Many of the poems display a lyrically muscular style, and Cahill’s tone, cold but not callous, seems be born of the trauma, isolation, and loss that she describes. Her best poems contain rich allusion and description which belie a simmering emotional intensity. The collection’s initial poem ‘The Herring Lass’ serves as an introduction to Cahill’s poetic mode. The poem allegorises colonial displacement and exile. The herring lass ‘tramps from port to port’. The subject is feminised as the position of women is analogous with the position of colonised people: she is similarly subjugated and marginalised within society. Her life is hard, and while ‘the day unfinishing’, she stands in the ‘dark, guttering cold’, the men around her ‘have all prospered’. She is marginal among men, those blacksmiths and fishermen who ‘bustle in the courtyard […] no word exchanged’. She is seemingly chained to the unchanging cycle, as the herring ships ‘drift with shoals of migrant herring’, but we see a glimpse of potential violent resistance when ‘[h]er knife flashes’ as she works.

Cahill assumes the voices of animals, such as a polar bear in ‘Bear’ or a hunted seal in ‘Day of a Seal, 1820’. In ‘Twofold Bay, 1930’, Cahill describes the hunt of a whale in visceral detail, stressing the human violence.
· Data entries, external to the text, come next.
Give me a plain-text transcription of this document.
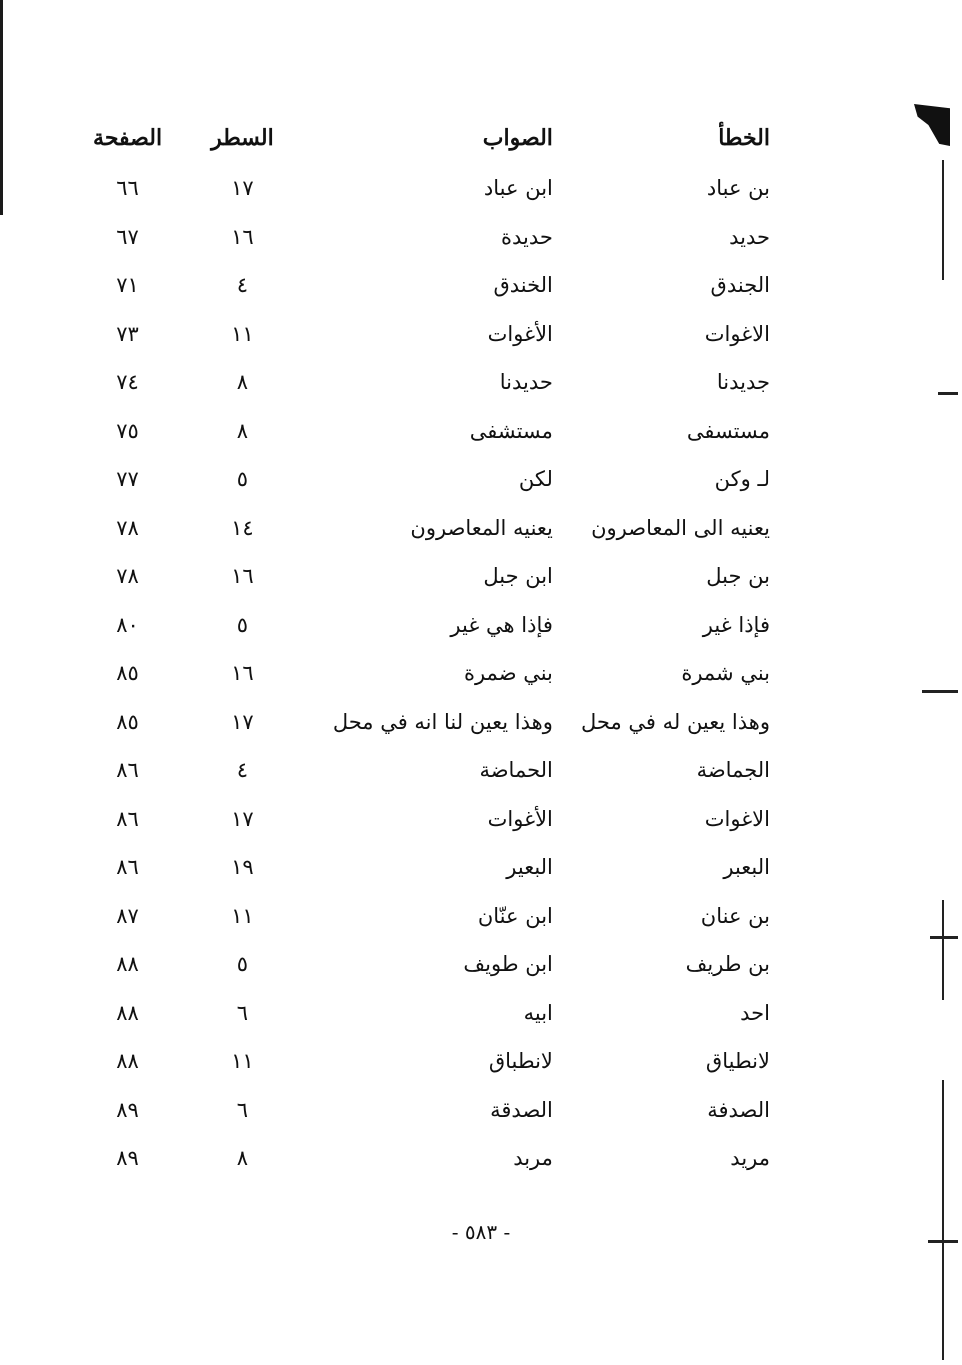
الخطأ	الصواب	السطر	الصفحة
بن عباد	ابن عباد	١٧	٦٦
حديد	حديدة	١٦	٦٧
الجندق	الخندق	٤	٧١
الاغوات	الأغوات	١١	٧٣
جديدنا	حديدنا	٨	٧٤
مستسفى	مستشفى	٨	٧٥
لـ وكن	لكن	٥	٧٧
يعنيه الى المعاصرون	يعنيه المعاصرون	١٤	٧٨
بن جبل	ابن جبل	١٦	٧٨
فإذا غير	فإذا هي غير	٥	٨٠
بني شمرة	بني ضمرة	١٦	٨٥
وهذا يعين له في محل	وهذا يعين لنا انه في محل	١٧	٨٥
الجماضة	الحماضة	٤	٨٦
الاغوات	الأغوات	١٧	٨٦
البعبر	البعير	١٩	٨٦
بن عنان	ابن عنّان	١١	٨٧
بن طريف	ابن طويف	٥	٨٨
احد	ابيه	٦	٨٨
لانطياق	لانطباق	١١	٨٨
الصدفة	الصدقة	٦	٨٩
مريد	مربد	٨	٨٩
- ٥٨٣ -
A ‘stalked’ calf is harpooned and the speaker ‘feel[s] his gums sting’. Whale hunting finally becomes an allegory for imperialist expansion: ‘I see his country, fin keel and genitalia, the sharks / descend’. This is the same technique signalled by ‘The Herring Lass’, the act of allegorising colonialism through the lives of outsiders or animals in distress.
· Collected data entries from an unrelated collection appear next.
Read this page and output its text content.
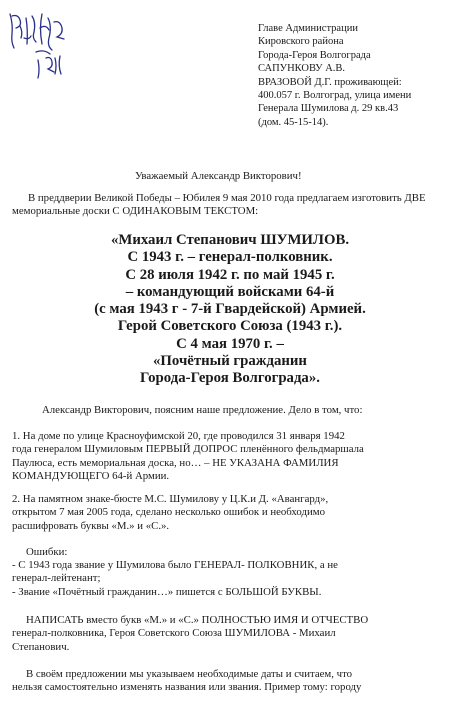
Главе Администрации
Кировского района
Города-Героя Волгограда
САПУНКОВУ А.В.
ВРАЗОВОЙ Д.Г. проживающей:
400.057 г. Волгоград, улица имени
Генерала Шумилова д. 29 кв.43
(дом. 45-15-14).
Уважаемый Александр Викторович!
В преддверии Великой Победы – Юбилея 9 мая 2010 года предлагаем изготовить ДВЕ
мемориальные доски С ОДИНАКОВЫМ ТЕКСТОМ:
«Михаил Степанович ШУМИЛОВ.
С 1943 г. – генерал-полковник.
С 28 июля 1942 г. по май 1945 г.
– командующий войсками 64-й
(с мая 1943 г - 7-й Гвардейской) Армией.
Герой Советского Союза (1943 г.).
С 4 мая 1970 г. –
«Почётный гражданин
Города-Героя Волгограда».
Александр Викторович, поясним наше предложение. Дело в том, что:
1. На доме по улице Красноуфимской 20, где проводился 31 января 1942
года генералом Шумиловым ПЕРВЫЙ ДОПРОС пленённого фельдмаршала
Паулюса, есть мемориальная доска, но… – НЕ УКАЗАНА ФАМИЛИЯ
КОМАНДУЮЩЕГО 64-й Армии.
2. На памятном знаке-бюсте М.С. Шумилову у Ц.К.и Д. «Авангард»,
открытом 7 мая 2005 года, сделано несколько ошибок и необходимо
расшифровать буквы «М.» и «С.».
Ошибки:
- С 1943 года звание у Шумилова было ГЕНЕРАЛ- ПОЛКОВНИК, а не
генерал-лейтенант;
- Звание «Почётный гражданин…» пишется с БОЛЬШОЙ БУКВЫ.
НАПИСАТЬ вместо букв «М.» и «С.» ПОЛНОСТЬЮ ИМЯ И ОТЧЕСТВО
генерал-полковника, Героя Советского Союза ШУМИЛОВА - Михаил
Степанович.
В своём предложении мы указываем необходимые даты и считаем, что
нельзя самостоятельно изменять названия или звания. Пример тому: городу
Cahill herself is Kenyan-born, ethnically Goan-Anglo-Indian, and lives in Australia. Her poems here seem to reflect her rich cultural background. ‘Harbour’ and ‘The Edge of Empire’ delve more into the complexities of identity of colonised peoples. From the fishing town of ‘Harbour’, with its ‘curved gables’, the speaker dredges up a ‘drowned’ colonial memory of ‘Zambia’s swamps’. The traveller retrieves the expunged subaltern history. Similarly, ‘The Edge of Empire’ speaks for anticolonial resistance to divisive imperial endeavour, a process that is both linguistic and geographical. The Roman desire to demarcate and map the Orkney Islands is likened to the Stalinist division of Berlin (and Germany as a whole) and the Zionist apartheid in Israel. This is a familiar process of divide and conquer, then, but it fails: ‘there was no caesura, no straight lines / at the edge of Empire’. Cahill’s ‘caesura’ puns on the name of Rome’s primary expansionist ruler, Caesar, and alludes to the ‘straight lines’ of Roman roads. Cartography and standardisation are colonial tools for exerting authority over colonial subjects, as is language: Cahill’s ‘caesura’ – a way of signalling a strong pause in a line of verse – gestures to the forcible imposition of language as an imperialist strategy.
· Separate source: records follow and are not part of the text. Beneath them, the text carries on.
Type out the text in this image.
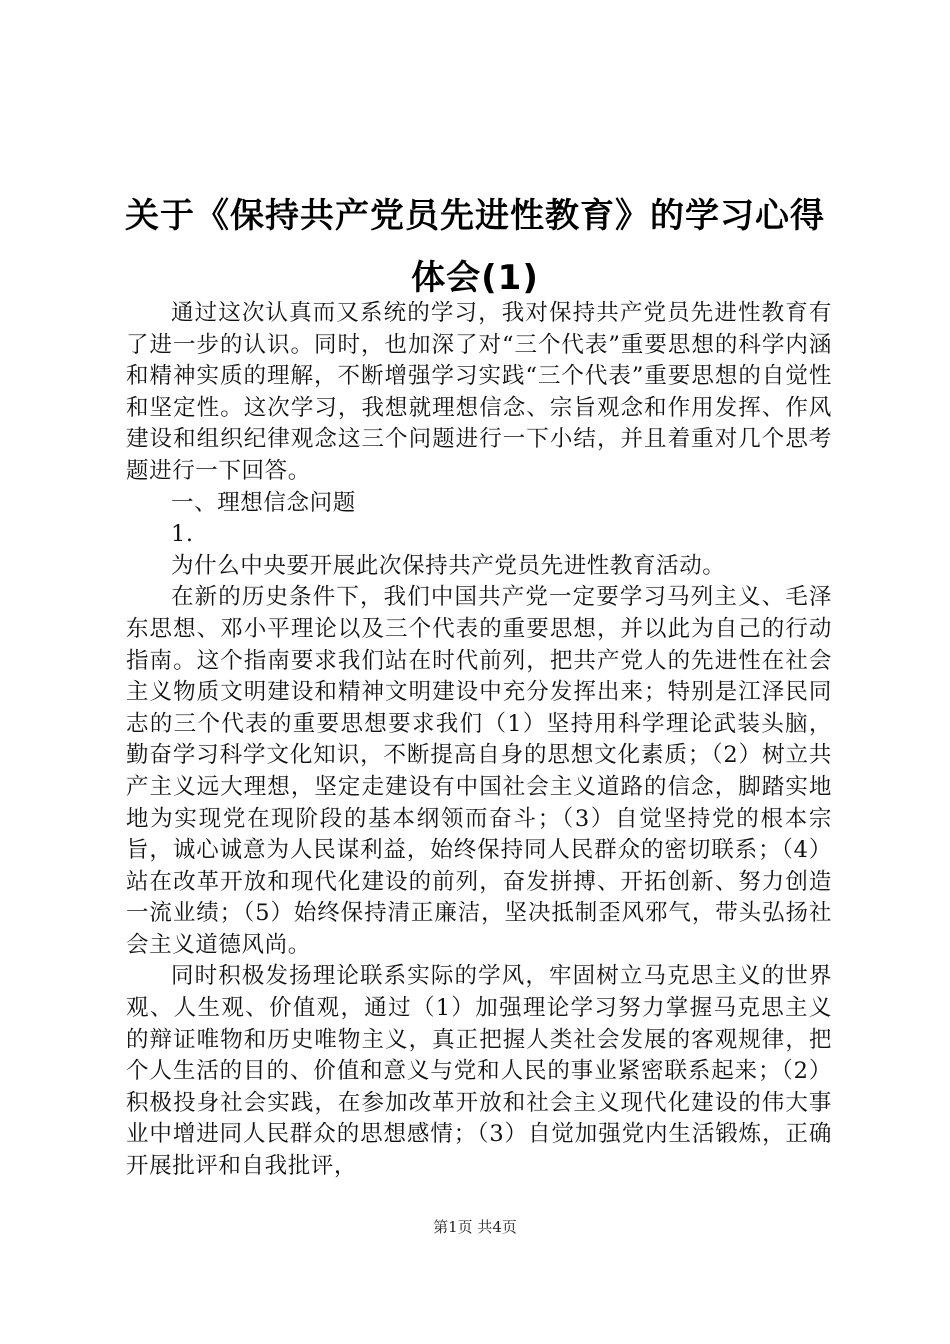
关于《保持共产党员先进性教育》的学习心得体会(1)

通过这次认真而又系统的学习，我对保持共产党员先进性教育有了进一步的认识。同时，也加深了对“三个代表”重要思想的科学内涵和精神实质的理解，不断增强学习实践“三个代表”重要思想的自觉性和坚定性。这次学习，我想就理想信念、宗旨观念和作用发挥、作风建设和组织纪律观念这三个问题进行一下小结，并且着重对几个思考题进行一下回答。

一、理想信念问题

1.

为什么中央要开展此次保持共产党员先进性教育活动。

在新的历史条件下，我们中国共产党一定要学习马列主义、毛泽东思想、邓小平理论以及三个代表的重要思想，并以此为自己的行动指南。这个指南要求我们站在时代前列，把共产党人的先进性在社会主义物质文明建设和精神文明建设中充分发挥出来；特别是江泽民同志的三个代表的重要思想要求我们（1）坚持用科学理论武装头脑，勤奋学习科学文化知识，不断提高自身的思想文化素质；（2）树立共产主义远大理想，坚定走建设有中国社会主义道路的信念，脚踏实地地为实现党在现阶段的基本纲领而奋斗；（3）自觉坚持党的根本宗旨，诚心诚意为人民谋利益，始终保持同人民群众的密切联系；（4）站在改革开放和现代化建设的前列，奋发拼搏、开拓创新、努力创造一流业绩；（5）始终保持清正廉洁，坚决抵制歪风邪气，带头弘扬社会主义道德风尚。

同时积极发扬理论联系实际的学风，牢固树立马克思主义的世界观、人生观、价值观，通过（1）加强理论学习努力掌握马克思主义的辩证唯物和历史唯物主义，真正把握人类社会发展的客观规律，把个人生活的目的、价值和意义与党和人民的事业紧密联系起来；（2）积极投身社会实践，在参加改革开放和社会主义现代化建设的伟大事业中增进同人民群众的思想感情；（3）自觉加强党内生活锻炼，正确开展批评和自我批评，

第1页 共4页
In the latter half of the collection, Cahill’s cold lyricism often thaws into a more colloquial voice on a more quotidian theme. Take the aptly titled ‘Real Life’, for example. The speaker wakes, and habitually spools through apps on their IPhone: ‘windows live mail, FB, site stats, country / by country’. The usual third person pronouns are replaced with the personal ‘I’, which signals a more confessional mode, a stance exemplified in such lines as, ‘I expose my fragility to the blue / lit-LED monitor with full H-res’. But despite the tonal disparity between this poem and the opening poems of the collection (such as the title poem) the theme of loss or isolation persists. As the speaker remarks in ‘Real Life’: ‘Cup my face in my hands. Felt the river of grief / wash through’. But what has bereaved the speaker we are left to ponder.

The Herring Lass is a fine collection of poems. It is assured and adventurous, with a pluralistic quality; Cahill is at home describing animal or people in sometimes wholly different registers. This confidence in a number of different voices and subjects speaks of a poet with great natural gifts. Overall, this is a collection of striking thematic unity, and Cahill boldly executes her vision.